Chiun lowered the boards to the floor. He was slow, yet his legs seemed to remain motionless as the trunk descended to the floor. The boards made no sound as they touched the wooden floor. Chiun rose, then walked away toward the far corner of the gym where white cotton stuffed mats were hanging against the wall. As Chiun retreated, Remo's arm extended for accuracy. He did not have to keep the gun close to protect it.
The old man's white uniform was lighter than the mats. Still the coloring was no problem. The afternoon sun glinted off the red sash. Remo aimed just above it. He would go for the trunk and when Chiun was squirming in a blood puddle on the floor, Remo would take five steps closer and put two bullets into the white hair.
"Ready?" MacCleary yelled, stepping back from what would become the firing pattern.
"Ready," Remo called out. So MacCleary didn't bother to check the old man. Maybe this was one of the frequent tests. Maybe this old man, unable to speak English, pitiful in his frailty, was the victim offered to see if Remo would kill. What a pack of bastards.
Remo sighted by barrel instead of the "V". Never trust the sights on another man's gun. The distance was forty yards.
"Go," yelled MacCleary and Remo squeezed twice. Cotton chunks flew from the mats as the shots thunked where Chiun had been. But the old man was coming, moving quickly, sideways up the gym floor, like a dancer with a horrible itch, a funny little man on a funny little journey. End it now.
Another shot rang out in the gym. The funny little man kept coming, now crawling, now leaping, shuffling, but moving. Give him a lead. Crack!
And he kept coming. Fifty feet away. Wait for thirty. Now. Two shots reverberated through the gymnasium and the old man was suddenly walking slowly, with the shuffle with which he had entered the gym. There were no bullets left.
Remo in rage threw the pistol at Chiun's head.
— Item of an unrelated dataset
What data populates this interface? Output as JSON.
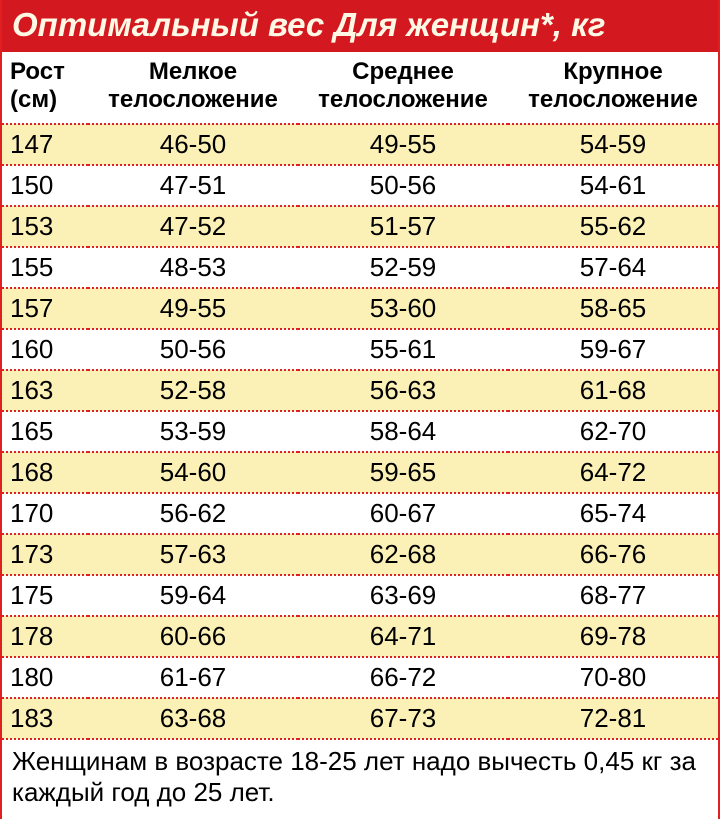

The old man seemed to pluck it from the air as if it were a butterfly. Remo didn't even see the hands move. The acrid fumes of spent powder drowned the scent of chrysanthemums as the old man handed the pistol back to Remo.
Remo took it and offered it to MacCleary. When the hook came close, Remo dropped the revolver to the floor. It landed with a cracking sound.
"Pick it up," MacCleary said.
"Stuff it."
MacCleary nodded to the old man. The next thing Remo knew, he was flat on the floor getting a close look at the grain of the gym's wooden flooring. It didn't even hurt, he went down so quickly.
"Well, Chiun?" Remo heard MacCleary ask.
In delicate, if not fragile, English, Chiun answered, "I like him." The voice was soft and high-pitched. Definitely oriental yet with clipped, British overtones. "He does not kill for the immature and foolish reasons. I see no patriotism or ideals, but good reasoning. He would have slain me for a night's entertainment. That is a good reason. He is a smarter man than you, Mr. MacCleary. I like him."
Remo got to his feet, bringing the gun with him. He didn't even know where he had been hit until he attempted a mock bow toward Chiun.